ASEAN+3が、チェンマイ・イニシアチブの拡充をすすめている。
直接のきっかけは、サブプライムローン問題に象徴される投機マネーの跳梁に対する警戒心のようだが、より重要なのは、それが東アジア経済安定への共同利害を土台にもった行動だということである。
通貨融通800億ドルで合意・ASEANプラス3財務相会合(日経新聞、5月5日)
【マドリード=御調昌邦】日中韓と東南アジア諸国連合(ASEAN)は4日にスペインのマドリードで開いた財務相会合で、通貨危機の際に複数の国の間で外貨を融通しあう「通貨スワップ協定」を800億ドル(8兆円強)以上とすることで合意した。2国間で外貨を融通し合う今の仕組みを改めるとともに、融通する資金の規模を現在の実質580億ドルから大幅に拡大する。
資金の融通枠の8割を日中韓が拠出し、残りをASEANが出すことを決定。資金供給の発動条件や経済情勢などの相互監視(サーベイランス)の仕組みも議論した。(05日 02:24)
アジア金融安定化に向け前進 ASEANプラス3(産経新聞、5月5日)
東南アジア諸国連合と日中韓(ASEANプラス3)の財務相会合が4日午後(日本時間同日深夜)、スペインのマドリードで開かれ、域内での金融危機再発を防ぐため、各国が外貨準備から拠出する資金総額を実質800億ドル(約8兆4000億円)に拡大することで合意した。投機マネーの拡大で世界経済は不安定性を増しており、今回の合意をきっかけにアジアの金融安定化に向けた連携がさらに一歩前進した。
会合では「チェンマイ・イニシアチブ」(CMI)と呼ばれる外貨融通協定の強化が議論の柱となった。CMIはタイやインドネシアなどがヘッジファンドに通貨の投機売りを浴びせられ、通貨が大暴落した1997年のアジア通貨危機の反省から構築されたセーフティーネット(安全網)。現在の実質580億ドルの拠出額が拡大されたほか、資金の分担割合を日中韓の3国が8割、ASEANが2割を分担することでも一致、共同声明に盛り込まれた。
ただ、機動的な支援体制を整えるには融資条件などまだ細部の詰めが残されている。
米国の低所得者向け高金利型住宅ローン(サブプライムローン)問題をきっかけとした信用不安や原油など商品相場の高騰に象徴されるように、投資マネーは世界経済の大きな撹乱(かくらん)要因になっている。アジアの経済安定化に向け、日本に求められる役割は大きい。

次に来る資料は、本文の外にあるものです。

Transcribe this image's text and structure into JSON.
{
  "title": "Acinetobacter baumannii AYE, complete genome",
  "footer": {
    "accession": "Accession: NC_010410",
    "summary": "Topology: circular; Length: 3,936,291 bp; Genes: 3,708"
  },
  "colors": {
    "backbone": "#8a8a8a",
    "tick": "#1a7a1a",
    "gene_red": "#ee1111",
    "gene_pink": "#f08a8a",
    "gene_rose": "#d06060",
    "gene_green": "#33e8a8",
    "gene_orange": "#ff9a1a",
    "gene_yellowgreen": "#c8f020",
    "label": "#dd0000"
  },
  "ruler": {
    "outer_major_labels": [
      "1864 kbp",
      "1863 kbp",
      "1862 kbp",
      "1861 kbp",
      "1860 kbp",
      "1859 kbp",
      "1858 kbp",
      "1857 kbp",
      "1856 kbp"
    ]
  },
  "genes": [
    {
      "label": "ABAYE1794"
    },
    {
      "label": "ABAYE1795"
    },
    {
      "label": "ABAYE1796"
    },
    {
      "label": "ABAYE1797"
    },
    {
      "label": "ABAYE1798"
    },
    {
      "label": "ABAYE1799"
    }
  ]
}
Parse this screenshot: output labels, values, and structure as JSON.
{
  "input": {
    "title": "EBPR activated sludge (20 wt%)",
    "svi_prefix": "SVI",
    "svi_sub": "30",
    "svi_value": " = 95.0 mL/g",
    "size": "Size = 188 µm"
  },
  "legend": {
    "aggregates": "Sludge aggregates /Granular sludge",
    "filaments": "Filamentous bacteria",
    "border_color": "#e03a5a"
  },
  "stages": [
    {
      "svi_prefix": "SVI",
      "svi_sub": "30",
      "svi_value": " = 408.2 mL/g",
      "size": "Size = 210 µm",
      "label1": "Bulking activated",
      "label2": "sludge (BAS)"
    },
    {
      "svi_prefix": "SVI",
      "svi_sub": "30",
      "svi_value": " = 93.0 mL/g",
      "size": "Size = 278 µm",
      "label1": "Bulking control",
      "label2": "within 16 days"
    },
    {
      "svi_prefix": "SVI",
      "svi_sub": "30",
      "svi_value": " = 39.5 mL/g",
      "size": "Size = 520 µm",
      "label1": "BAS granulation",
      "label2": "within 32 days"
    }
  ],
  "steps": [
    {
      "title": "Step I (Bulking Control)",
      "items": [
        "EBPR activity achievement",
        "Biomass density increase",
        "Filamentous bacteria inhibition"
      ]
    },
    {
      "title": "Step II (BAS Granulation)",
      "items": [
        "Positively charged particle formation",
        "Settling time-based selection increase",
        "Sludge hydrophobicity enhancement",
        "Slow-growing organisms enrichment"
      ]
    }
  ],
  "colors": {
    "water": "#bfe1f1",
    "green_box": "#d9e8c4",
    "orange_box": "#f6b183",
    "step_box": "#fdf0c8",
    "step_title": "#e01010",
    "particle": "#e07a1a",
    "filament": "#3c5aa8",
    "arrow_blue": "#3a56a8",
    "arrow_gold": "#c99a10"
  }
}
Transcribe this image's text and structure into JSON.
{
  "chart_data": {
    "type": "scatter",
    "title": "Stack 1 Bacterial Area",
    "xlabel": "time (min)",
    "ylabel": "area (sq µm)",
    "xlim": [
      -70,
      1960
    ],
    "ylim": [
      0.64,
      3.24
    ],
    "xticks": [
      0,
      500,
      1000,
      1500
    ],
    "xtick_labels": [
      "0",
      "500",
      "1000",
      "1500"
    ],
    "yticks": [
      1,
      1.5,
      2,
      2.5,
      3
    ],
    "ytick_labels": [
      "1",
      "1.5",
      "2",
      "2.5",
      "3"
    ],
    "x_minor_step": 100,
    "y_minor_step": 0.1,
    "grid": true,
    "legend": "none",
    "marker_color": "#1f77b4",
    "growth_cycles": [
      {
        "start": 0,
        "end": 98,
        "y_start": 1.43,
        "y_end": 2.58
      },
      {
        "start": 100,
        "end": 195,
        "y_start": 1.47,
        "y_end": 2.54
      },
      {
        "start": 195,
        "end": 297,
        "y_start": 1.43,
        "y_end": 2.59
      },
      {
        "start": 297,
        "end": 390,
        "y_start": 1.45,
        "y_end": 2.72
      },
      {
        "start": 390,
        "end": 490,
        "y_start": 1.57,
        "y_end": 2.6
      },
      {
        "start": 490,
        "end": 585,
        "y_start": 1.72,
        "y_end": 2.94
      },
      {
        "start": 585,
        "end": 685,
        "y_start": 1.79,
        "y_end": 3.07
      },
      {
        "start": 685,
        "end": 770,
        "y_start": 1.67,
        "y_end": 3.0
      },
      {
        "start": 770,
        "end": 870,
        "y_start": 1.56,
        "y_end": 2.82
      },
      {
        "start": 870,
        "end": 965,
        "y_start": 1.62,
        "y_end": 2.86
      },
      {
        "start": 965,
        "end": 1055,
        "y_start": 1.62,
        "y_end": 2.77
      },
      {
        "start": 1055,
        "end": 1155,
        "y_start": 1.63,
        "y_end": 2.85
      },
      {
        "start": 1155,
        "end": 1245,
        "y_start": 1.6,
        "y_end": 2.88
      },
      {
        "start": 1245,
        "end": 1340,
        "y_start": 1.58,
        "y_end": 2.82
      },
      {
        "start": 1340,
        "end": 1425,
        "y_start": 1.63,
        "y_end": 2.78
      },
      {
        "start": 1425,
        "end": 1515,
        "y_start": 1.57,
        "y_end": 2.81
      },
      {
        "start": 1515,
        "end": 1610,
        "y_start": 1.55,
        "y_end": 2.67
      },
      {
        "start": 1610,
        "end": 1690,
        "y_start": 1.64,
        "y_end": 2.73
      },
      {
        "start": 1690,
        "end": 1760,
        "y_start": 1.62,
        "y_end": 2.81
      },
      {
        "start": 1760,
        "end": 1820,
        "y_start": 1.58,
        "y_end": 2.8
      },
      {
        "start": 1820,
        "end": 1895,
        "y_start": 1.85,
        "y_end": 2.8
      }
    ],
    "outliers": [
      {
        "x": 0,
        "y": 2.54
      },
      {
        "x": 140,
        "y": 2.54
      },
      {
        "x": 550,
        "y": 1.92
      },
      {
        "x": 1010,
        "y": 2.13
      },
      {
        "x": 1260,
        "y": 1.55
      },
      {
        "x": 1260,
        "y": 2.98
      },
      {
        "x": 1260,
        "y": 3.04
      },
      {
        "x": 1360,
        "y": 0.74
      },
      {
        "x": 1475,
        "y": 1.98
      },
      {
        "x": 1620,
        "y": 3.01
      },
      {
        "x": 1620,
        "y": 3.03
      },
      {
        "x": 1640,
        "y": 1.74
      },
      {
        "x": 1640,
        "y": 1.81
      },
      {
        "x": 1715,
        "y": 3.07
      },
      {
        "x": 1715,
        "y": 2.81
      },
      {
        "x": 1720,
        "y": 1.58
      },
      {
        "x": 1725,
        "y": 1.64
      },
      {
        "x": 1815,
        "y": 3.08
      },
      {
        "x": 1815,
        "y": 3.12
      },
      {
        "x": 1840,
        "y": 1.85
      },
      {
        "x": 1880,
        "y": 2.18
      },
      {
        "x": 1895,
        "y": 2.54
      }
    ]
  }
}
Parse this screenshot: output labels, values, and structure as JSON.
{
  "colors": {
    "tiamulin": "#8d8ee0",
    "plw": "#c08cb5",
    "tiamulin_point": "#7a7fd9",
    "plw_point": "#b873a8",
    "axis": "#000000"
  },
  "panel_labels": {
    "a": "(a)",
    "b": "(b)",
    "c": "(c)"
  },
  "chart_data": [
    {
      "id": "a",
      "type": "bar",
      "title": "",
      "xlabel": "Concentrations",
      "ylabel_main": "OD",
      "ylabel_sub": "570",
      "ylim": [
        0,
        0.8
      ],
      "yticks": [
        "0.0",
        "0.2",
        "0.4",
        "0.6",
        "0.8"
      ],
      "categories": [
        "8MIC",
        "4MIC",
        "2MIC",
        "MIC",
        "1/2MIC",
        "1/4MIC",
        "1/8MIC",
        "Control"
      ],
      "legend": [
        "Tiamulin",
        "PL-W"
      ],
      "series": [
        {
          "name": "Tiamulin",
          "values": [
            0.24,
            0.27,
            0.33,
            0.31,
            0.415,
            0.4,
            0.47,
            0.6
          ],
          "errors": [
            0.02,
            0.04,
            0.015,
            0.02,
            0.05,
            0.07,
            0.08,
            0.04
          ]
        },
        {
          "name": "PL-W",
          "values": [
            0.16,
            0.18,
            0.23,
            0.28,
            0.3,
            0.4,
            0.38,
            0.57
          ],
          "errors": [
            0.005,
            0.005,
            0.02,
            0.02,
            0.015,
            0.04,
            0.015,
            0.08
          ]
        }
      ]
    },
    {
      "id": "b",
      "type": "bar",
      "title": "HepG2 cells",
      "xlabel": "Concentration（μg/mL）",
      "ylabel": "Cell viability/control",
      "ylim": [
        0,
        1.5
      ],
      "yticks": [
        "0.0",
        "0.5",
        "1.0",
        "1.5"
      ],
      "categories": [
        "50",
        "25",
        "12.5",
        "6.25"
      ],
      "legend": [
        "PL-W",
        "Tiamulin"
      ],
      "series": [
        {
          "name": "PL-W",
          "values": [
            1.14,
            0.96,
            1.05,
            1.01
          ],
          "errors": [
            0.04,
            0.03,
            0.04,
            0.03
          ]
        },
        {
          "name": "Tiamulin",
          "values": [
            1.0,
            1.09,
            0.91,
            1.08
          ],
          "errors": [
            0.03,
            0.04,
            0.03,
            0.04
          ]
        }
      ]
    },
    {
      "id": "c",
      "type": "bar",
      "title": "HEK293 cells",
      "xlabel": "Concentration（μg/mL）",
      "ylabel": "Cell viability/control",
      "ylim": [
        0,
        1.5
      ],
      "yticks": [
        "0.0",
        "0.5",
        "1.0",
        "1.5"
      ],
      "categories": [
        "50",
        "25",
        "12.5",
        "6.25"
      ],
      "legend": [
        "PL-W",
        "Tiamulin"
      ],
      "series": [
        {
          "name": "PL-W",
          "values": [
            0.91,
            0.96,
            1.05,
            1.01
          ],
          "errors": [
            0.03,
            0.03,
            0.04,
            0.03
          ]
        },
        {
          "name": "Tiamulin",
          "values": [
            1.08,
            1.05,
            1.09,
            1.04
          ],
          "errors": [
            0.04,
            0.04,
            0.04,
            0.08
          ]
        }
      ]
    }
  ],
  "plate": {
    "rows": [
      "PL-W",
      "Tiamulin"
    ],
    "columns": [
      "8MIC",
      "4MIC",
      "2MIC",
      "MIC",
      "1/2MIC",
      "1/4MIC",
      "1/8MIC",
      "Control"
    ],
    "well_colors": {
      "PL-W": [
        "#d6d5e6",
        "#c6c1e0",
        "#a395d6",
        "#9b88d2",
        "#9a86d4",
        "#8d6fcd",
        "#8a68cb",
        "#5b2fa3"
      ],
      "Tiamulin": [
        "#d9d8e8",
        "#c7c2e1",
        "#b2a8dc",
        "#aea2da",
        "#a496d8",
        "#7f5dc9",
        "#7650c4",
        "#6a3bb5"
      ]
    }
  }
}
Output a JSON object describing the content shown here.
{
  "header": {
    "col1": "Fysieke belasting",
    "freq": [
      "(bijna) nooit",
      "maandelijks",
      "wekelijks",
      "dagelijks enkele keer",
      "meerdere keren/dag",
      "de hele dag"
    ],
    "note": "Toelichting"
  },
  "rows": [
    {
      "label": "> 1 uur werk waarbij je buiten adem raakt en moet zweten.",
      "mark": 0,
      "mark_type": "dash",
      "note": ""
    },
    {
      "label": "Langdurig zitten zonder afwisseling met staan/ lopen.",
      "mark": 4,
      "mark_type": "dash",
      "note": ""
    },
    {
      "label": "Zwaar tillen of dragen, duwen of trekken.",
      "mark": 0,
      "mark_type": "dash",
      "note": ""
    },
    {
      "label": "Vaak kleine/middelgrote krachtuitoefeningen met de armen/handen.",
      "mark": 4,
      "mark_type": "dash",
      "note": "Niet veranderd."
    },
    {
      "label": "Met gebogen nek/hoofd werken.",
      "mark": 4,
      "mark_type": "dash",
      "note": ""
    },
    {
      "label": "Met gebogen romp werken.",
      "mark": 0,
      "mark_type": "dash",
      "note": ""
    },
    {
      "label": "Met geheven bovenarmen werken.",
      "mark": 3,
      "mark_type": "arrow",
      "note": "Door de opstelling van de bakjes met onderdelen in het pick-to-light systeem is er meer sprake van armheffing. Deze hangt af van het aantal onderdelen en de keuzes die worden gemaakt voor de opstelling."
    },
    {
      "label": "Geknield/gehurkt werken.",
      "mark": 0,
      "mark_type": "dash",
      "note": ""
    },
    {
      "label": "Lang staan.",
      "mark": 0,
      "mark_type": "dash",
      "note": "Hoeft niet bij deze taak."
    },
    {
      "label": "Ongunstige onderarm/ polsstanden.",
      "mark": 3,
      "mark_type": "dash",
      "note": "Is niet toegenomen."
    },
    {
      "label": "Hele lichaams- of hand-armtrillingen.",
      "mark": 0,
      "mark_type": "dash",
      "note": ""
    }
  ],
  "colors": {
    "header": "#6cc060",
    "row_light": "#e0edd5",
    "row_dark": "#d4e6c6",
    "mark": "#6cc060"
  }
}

共同議長を務めた額賀福志郎財務相は会合後の会見で「新たな発展の土台を作り上げることができた」と強調。中韓との間では、先進7カ国(G7)の通貨当局などで構成する金融安定化フォーラム(FSF)のアジア版を目指した「マクロ経済・金融安定化ワークショップ」を創設を提案。今秋に初会合を開くことで合意を取り付けるなど、一定の主導力を発揮した。
経済環境が変化する中、日本が思惑の異なるアジア諸国をまとめ上げるのは至難の業だ。米欧と比肩する経済圏に成長させられるかどうか、日本のリーダーシップが試される。